Is it better to use System.arraycopy(...) than a for loop for copying arrays?

I want to create a new array of objects putting together two smaller arrays.

They can't be null, but size may be 0.

I can't chose between these two ways: are they equivalent or is one more efficient (for example system.arraycopy() copies whole chunks)?

MyObject[] things = new MyObject[publicThings.length+privateThings.length];
System.arraycopy(publicThings, 0, things, 0, publicThings.length);
System.arraycopy(privateThings, 0, things,  publicThings.length, privateThings.length);

or

MyObject[] things = new MyObject[publicThings.length+privateThings.length];
for (int i = 0; i < things.length; i++) {
    if (i<publicThings.length){
        things[i] = publicThings[i]
    } else {
        things[i] = privateThings[i-publicThings.length]        
    }
}

Is the only difference the look of the code?

EDIT: thanks for linked question, but they seem to have an unsolved discussion:

Is it truly faster if it is not for native types: byte[], Object[], char[]? in all other cases, a type check is executed, which would be my case and so would be equivalent... no?

On another linked question, they say that the size matters a lot, for size >24 system.arraycopy() wins, for smaller than 10, manual for loop is better...

Now I'm really confused.


Solution 1:

public void testHardCopyBytes()
{
    byte[] bytes = new byte[0x5000000]; /*~83mb buffer*/
    byte[] out = new byte[bytes.length];
    for(int i = 0; i < out.length; i++)
    {
        out[i] = bytes[i];
    }
}

public void testArrayCopyBytes()
{
    byte[] bytes = new byte[0x5000000]; /*~83mb buffer*/
    byte[] out = new byte[bytes.length];
    System.arraycopy(bytes, 0, out, 0, out.length);
}

I know JUnit tests aren't really the best for benchmarking, but
testHardCopyBytes took 0.157s to complete
and
testArrayCopyBytes took 0.086s to complete.

I think it depends on the virtual machine, but it looks as if it copies blocks of memory instead of copying single array elements. This would absolutely increase performance.

EDIT:
It looks like System.arraycopy 's performance is all over the place. When Strings are used instead of bytes, and arrays are small (size 10), I get these results:

    String HC:  60306 ns
    String AC:  4812 ns
    byte HC:    4490 ns
    byte AC:    9945 ns

Here is what it looks like when arrays are at size 0x1000000. It looks like System.arraycopy definitely wins with larger arrays.

    Strs HC:  51730575 ns
    Strs AC:  24033154 ns
    Bytes HC: 28521827 ns
    Bytes AC: 5264961 ns

How peculiar!

Thanks, Daren, for pointing out that references copy differently. It made this a much more interesting problem!

Solution 2:

Arrays.copyOf(T[], int) is easier to read. Internaly it uses System.arraycopy() which is a native call.

You can't get it faster!

Solution 3:

It depends on the virtual machine, but System.arraycopy should give you the closest you can get to native performance.

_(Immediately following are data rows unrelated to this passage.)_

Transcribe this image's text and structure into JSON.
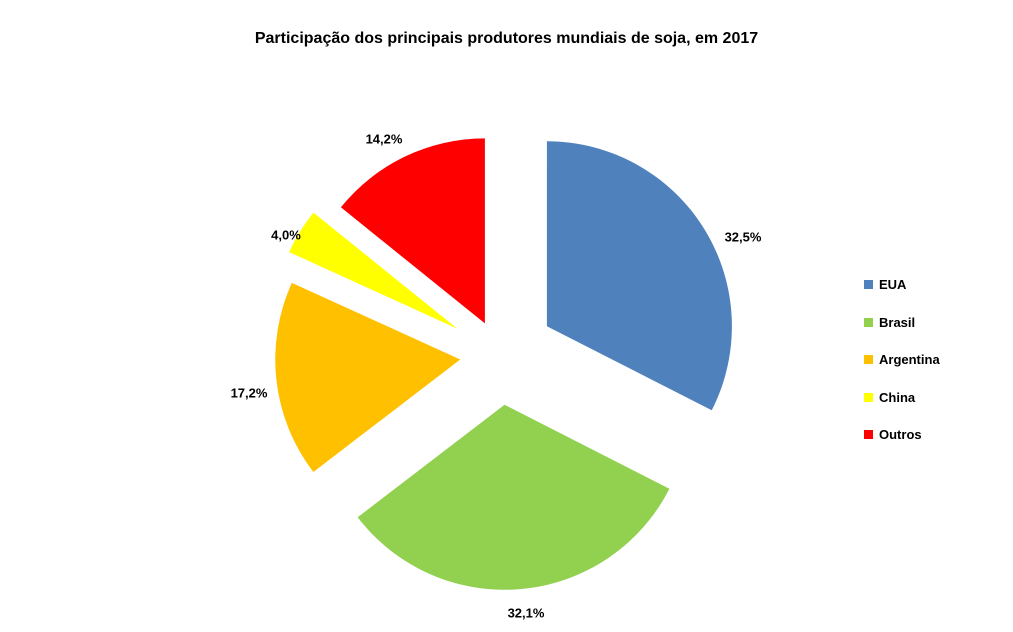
{
  "chart_data": {
    "type": "pie",
    "title": "Participação dos principais produtores mundiais de soja, em 2017",
    "categories": [
      "EUA",
      "Brasil",
      "Argentina",
      "China",
      "Outros"
    ],
    "values": [
      32.5,
      32.1,
      17.2,
      4.0,
      14.2
    ],
    "data_labels": [
      "32,5%",
      "32,1%",
      "17,2%",
      "4,0%",
      "14,2%"
    ],
    "colors": [
      "#4F81BD",
      "#92D050",
      "#FFC000",
      "#FFFF00",
      "#FF0000"
    ],
    "exploded": true,
    "legend": "right"
  }
}
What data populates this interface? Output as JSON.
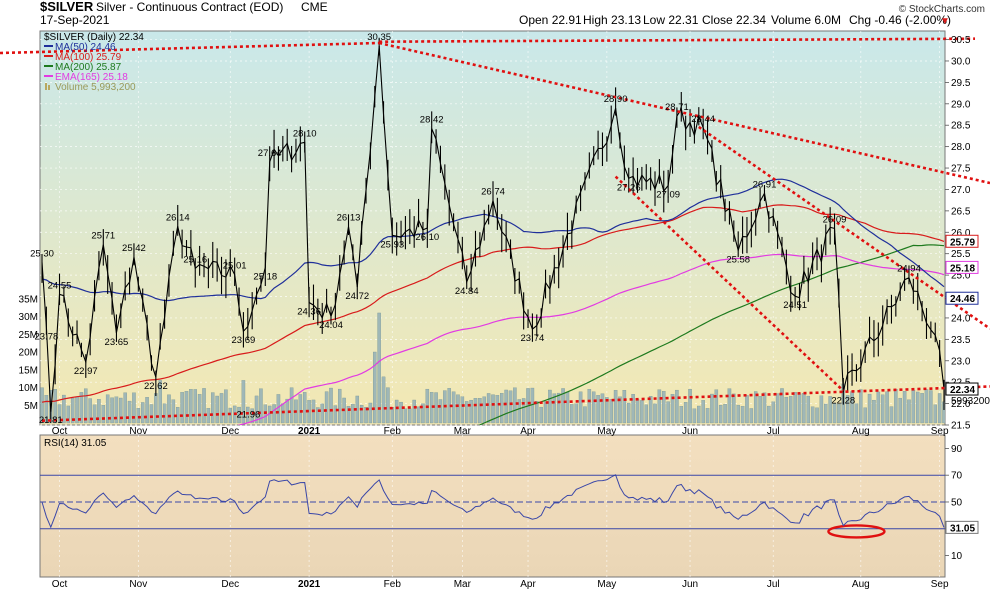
{
  "header": {
    "ticker": "$SILVER",
    "name": "Silver - Continuous Contract (EOD)",
    "exchange": "CME",
    "date": "17-Sep-2021",
    "open": "Open 22.91",
    "high": "High 23.13",
    "low": "Low 22.31",
    "close": "Close 22.34",
    "volume": "Volume 6.0M",
    "chg": "Chg -0.46 (-2.00%)",
    "chg_marker": "▼",
    "watermark": "© StockCharts.com"
  },
  "legend": {
    "price": "$SILVER (Daily) 22.34",
    "ma50": "MA(50) 24.46",
    "ma100": "MA(100) 25.79",
    "ma200": "MA(200) 25.87",
    "ema165": "EMA(165) 25.18",
    "volume": "Volume 5,993,200"
  },
  "rsi_legend": "RSI(14) 31.05",
  "colors": {
    "price": "#000000",
    "ma50": "#1f2f9a",
    "ma100": "#d81b1b",
    "ma200": "#1e7a1e",
    "ema165": "#e23be2",
    "volume": "#9fb7b7",
    "trend": "#e01010",
    "rsi": "#3a47a8"
  },
  "chart_data": [
    {
      "type": "line",
      "title": "$SILVER (Daily) 22.34",
      "x_labels": [
        "Oct",
        "Nov",
        "Dec",
        "2021",
        "Feb",
        "Mar",
        "Apr",
        "May",
        "Jun",
        "Jul",
        "Aug",
        "Sep"
      ],
      "y_ticks": [
        21.5,
        22.0,
        22.5,
        23.0,
        23.5,
        24.0,
        24.5,
        25.0,
        25.5,
        26.0,
        26.5,
        27.0,
        27.5,
        28.0,
        28.5,
        29.0,
        29.5,
        30.0,
        30.5
      ],
      "ylim": [
        21.5,
        30.7
      ],
      "price_labels": [
        {
          "t": 0,
          "v": 25.3,
          "label": "25.30"
        },
        {
          "t": 1,
          "v": 23.78,
          "label": "23.78"
        },
        {
          "t": 4,
          "v": 24.55,
          "label": "24.55"
        },
        {
          "t": 10,
          "v": 22.97,
          "label": "22.97"
        },
        {
          "t": 14,
          "v": 25.71,
          "label": "25.71"
        },
        {
          "t": 17,
          "v": 23.65,
          "label": "23.65"
        },
        {
          "t": 21,
          "v": 25.42,
          "label": "25.42"
        },
        {
          "t": 26,
          "v": 22.62,
          "label": "22.62"
        },
        {
          "t": 31,
          "v": 26.14,
          "label": "26.14"
        },
        {
          "t": 35,
          "v": 25.16,
          "label": "25.16"
        },
        {
          "t": 44,
          "v": 25.01,
          "label": "25.01"
        },
        {
          "t": 46,
          "v": 23.69,
          "label": "23.69"
        },
        {
          "t": 51,
          "v": 25.18,
          "label": "25.18"
        },
        {
          "t": 52,
          "v": 27.64,
          "label": "27.64"
        },
        {
          "t": 60,
          "v": 28.1,
          "label": "28.10"
        },
        {
          "t": 61,
          "v": 24.36,
          "label": "24.36"
        },
        {
          "t": 66,
          "v": 24.04,
          "label": "24.04"
        },
        {
          "t": 70,
          "v": 26.13,
          "label": "26.13"
        },
        {
          "t": 72,
          "v": 24.72,
          "label": "24.72"
        },
        {
          "t": 77,
          "v": 30.35,
          "label": "30.35"
        },
        {
          "t": 80,
          "v": 25.93,
          "label": "25.93"
        },
        {
          "t": 88,
          "v": 26.1,
          "label": "26.10"
        },
        {
          "t": 89,
          "v": 28.42,
          "label": "28.42"
        },
        {
          "t": 97,
          "v": 24.84,
          "label": "24.84"
        },
        {
          "t": 103,
          "v": 26.74,
          "label": "26.74"
        },
        {
          "t": 112,
          "v": 23.74,
          "label": "23.74"
        },
        {
          "t": 131,
          "v": 28.9,
          "label": "28.90"
        },
        {
          "t": 134,
          "v": 27.26,
          "label": "27.26"
        },
        {
          "t": 143,
          "v": 27.09,
          "label": "27.09"
        },
        {
          "t": 145,
          "v": 28.71,
          "label": "28.71"
        },
        {
          "t": 151,
          "v": 28.44,
          "label": "28.44"
        },
        {
          "t": 159,
          "v": 25.58,
          "label": "25.58"
        },
        {
          "t": 165,
          "v": 26.91,
          "label": "26.91"
        },
        {
          "t": 172,
          "v": 24.51,
          "label": "24.51"
        },
        {
          "t": 181,
          "v": 26.09,
          "label": "26.09"
        },
        {
          "t": 183,
          "v": 22.28,
          "label": "22.28"
        },
        {
          "t": 198,
          "v": 24.94,
          "label": "24.94"
        }
      ],
      "left_labels": [
        {
          "v": 21.81,
          "label": "21.81"
        },
        {
          "v": 21.96,
          "label": "21.96"
        }
      ],
      "right_tags": [
        {
          "v": 25.79,
          "label": "25.79",
          "color": "#d81b1b"
        },
        {
          "v": 25.18,
          "label": "25.18",
          "color": "#e23be2"
        },
        {
          "v": 24.46,
          "label": "24.46",
          "color": "#1f2f9a"
        },
        {
          "v": 22.34,
          "label": "22.34",
          "color": "#000000"
        }
      ],
      "volume_ticks": [
        "35M",
        "30M",
        "25M",
        "20M",
        "15M",
        "10M",
        "5M"
      ],
      "volume_tick_values": [
        35,
        30,
        25,
        20,
        15,
        10,
        5
      ],
      "volume_last": "5993200"
    },
    {
      "type": "line",
      "title": "RSI(14) 31.05",
      "y_ticks": [
        10,
        30,
        50,
        70,
        90
      ],
      "ylim": [
        -6,
        100
      ],
      "reference_lines": [
        70,
        50,
        30
      ],
      "last_value": "31.05"
    }
  ]
}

I've worked for 2 years as a java developer for embedded systems (where performance is a huge priority) and everywhere System.arraycopy could be used, I've mostly used it / seen it used in existing code. It's always preferred over loops when performance is an issue. If performance isn't a big issue, I'd go with the loop, though. Much easier to read.